I’ve spent all 12 of my years teaching economics arguing that minimum wage laws hurt many workers, especially the minimum wage and young workers, because too many will lose their jobs or lose hours. Yes, if you keep your job and don’t lose hours, you’ll be better off, but otherwise, watch out!
So Professor Mark Perry’s blog, Carpe Diem, has this post today about the minimum wage in Minnesota:

From the article “Restauranteurs Wrestle With State’s Minimum Wage Hike to $9.04,” about the January 1 increase in Washington state’s minimum wage to $9.04 per hour, the highest state minimum wage in the country and almost $2 more per hour than the $7.25 national minimum wage:

“Some restaurants will increase prices. Others will reduce the hours of employees on minimum wage. And others will find cost savings elsewhere.

For Chad Mackay, president and chief operating officer of the Mackay Restaurant Group, the minimum wage hike computes to an additional annual cost of around $50,000 for his company’s five restaurants.

Mackay says he will reduce the scheduled hours for servers by starting shifts later and phasing them out earlier at the end of the evening.

“The increase in the minimum wage is one of these things that there’s a real financial cost,” Mackay said. “We don’t just sit back and take it. We have to run labor tighter.”

At Joey in Bellevue, like at Mackay Group restaurants, employee hours will be reduced to adjust for the difference.

“We are already making adjustments on how many people we are staffing at the beginning of the year because business is slower during that time,” said Nick Rehse, a shift leader and bartender at Joey. “We make adjustments to dial down the hours.”

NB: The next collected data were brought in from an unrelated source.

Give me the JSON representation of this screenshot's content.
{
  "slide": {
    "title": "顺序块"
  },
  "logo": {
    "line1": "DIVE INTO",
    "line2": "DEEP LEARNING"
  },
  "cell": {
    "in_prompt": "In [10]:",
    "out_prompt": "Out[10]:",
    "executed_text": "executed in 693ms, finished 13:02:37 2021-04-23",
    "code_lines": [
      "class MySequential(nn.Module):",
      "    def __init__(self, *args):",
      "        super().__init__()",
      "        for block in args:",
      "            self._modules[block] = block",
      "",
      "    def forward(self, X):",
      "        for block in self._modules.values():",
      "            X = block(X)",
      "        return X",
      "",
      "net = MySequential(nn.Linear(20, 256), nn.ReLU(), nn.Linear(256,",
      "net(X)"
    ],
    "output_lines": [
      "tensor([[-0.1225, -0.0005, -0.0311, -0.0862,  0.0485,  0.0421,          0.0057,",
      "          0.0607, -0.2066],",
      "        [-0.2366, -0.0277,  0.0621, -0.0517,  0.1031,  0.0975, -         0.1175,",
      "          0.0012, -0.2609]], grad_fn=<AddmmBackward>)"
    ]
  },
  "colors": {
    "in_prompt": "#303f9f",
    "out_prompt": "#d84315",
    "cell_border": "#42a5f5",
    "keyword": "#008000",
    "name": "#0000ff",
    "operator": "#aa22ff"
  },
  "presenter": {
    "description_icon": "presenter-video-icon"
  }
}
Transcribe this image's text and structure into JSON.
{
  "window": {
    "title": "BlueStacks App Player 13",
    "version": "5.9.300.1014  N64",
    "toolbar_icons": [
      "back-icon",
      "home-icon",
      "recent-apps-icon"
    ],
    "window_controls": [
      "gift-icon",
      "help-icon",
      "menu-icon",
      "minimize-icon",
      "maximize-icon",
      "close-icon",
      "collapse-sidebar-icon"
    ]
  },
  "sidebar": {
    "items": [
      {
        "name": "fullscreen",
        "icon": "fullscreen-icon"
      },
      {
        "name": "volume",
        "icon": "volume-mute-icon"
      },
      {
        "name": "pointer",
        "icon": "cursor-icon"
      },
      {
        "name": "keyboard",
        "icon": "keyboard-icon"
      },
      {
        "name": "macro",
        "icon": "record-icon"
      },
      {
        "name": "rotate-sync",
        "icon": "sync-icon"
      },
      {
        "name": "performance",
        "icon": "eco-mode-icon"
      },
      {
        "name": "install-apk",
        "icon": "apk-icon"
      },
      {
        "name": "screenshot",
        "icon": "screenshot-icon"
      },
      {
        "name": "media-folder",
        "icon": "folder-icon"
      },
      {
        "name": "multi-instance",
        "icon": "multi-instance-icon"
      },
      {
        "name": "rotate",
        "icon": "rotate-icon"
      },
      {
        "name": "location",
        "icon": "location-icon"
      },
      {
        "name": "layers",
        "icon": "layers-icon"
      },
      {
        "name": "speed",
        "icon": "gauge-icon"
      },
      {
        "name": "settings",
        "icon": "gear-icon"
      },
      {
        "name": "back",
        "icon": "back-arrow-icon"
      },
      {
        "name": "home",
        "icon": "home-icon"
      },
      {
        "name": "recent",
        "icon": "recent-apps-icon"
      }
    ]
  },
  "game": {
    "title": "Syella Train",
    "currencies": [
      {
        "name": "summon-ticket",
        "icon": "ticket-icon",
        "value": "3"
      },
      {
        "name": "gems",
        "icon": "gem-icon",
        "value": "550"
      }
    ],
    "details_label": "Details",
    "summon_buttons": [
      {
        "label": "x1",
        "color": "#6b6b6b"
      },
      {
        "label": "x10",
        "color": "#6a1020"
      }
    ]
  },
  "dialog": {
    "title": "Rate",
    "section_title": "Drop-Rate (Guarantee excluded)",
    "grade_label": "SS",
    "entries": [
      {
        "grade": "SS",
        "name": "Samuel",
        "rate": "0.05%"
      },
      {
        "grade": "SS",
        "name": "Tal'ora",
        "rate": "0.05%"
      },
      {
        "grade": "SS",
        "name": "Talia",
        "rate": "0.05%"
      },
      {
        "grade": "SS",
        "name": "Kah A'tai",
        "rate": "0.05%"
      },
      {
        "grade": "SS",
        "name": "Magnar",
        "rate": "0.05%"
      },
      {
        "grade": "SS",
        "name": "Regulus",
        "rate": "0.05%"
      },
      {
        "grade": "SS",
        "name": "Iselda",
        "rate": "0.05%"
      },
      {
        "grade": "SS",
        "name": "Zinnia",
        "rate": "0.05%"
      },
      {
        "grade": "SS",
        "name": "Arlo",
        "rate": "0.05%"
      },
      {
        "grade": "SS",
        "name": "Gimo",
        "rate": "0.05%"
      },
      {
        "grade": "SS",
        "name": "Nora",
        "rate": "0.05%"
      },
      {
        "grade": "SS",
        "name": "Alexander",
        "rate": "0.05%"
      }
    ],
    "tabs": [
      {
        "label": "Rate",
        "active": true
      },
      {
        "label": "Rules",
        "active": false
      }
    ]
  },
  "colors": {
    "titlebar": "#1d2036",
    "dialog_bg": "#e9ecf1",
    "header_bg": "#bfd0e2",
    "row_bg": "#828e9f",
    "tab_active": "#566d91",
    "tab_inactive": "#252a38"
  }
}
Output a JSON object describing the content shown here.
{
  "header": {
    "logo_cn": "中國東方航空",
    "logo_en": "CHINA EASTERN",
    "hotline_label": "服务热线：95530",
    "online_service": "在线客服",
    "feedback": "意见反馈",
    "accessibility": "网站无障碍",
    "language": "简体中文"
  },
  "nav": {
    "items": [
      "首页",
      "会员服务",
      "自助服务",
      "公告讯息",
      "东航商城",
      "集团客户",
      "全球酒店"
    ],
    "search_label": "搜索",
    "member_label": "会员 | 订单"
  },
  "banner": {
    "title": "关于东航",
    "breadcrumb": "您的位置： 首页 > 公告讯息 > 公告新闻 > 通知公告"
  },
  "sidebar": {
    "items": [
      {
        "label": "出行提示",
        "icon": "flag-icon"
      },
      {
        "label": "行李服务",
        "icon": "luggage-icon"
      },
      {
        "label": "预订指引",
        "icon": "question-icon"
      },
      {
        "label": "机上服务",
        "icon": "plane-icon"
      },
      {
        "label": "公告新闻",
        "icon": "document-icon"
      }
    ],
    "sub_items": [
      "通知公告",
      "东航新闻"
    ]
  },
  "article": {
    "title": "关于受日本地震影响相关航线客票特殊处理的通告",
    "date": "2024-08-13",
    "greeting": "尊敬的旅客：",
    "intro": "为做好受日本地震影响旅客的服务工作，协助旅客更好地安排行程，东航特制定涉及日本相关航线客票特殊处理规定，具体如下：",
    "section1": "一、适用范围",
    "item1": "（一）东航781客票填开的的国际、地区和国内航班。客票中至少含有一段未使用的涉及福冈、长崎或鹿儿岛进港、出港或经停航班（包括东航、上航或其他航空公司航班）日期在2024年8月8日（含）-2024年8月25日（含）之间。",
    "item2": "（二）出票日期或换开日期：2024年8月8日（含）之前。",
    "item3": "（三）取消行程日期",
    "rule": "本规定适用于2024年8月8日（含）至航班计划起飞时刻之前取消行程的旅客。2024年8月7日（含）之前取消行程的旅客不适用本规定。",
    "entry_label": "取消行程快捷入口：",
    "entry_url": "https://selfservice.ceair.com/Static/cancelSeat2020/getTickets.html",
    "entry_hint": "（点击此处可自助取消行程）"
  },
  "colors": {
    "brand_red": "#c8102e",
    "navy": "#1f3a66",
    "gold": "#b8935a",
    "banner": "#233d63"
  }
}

MP: This example provides evidence that minimum wage workers are not necessarily better off with a higher minimum wage. With a reduction in hours thanks to that pesky downward-sloping demand curve for restaurant labor, minimum wage restaurant workers might actually see their weekly earnings go down, not up. And it also provides an example of how the number of workers employed might not be significantly reduced following an increase in the minimum wage, even when there could be a significant reduction in hours worked. Therefore, minimum wage workers could be made worse off with an increase in the minimum wage from reduced hours and income, even if it doesn’t show up as an increase in the unemployment rate.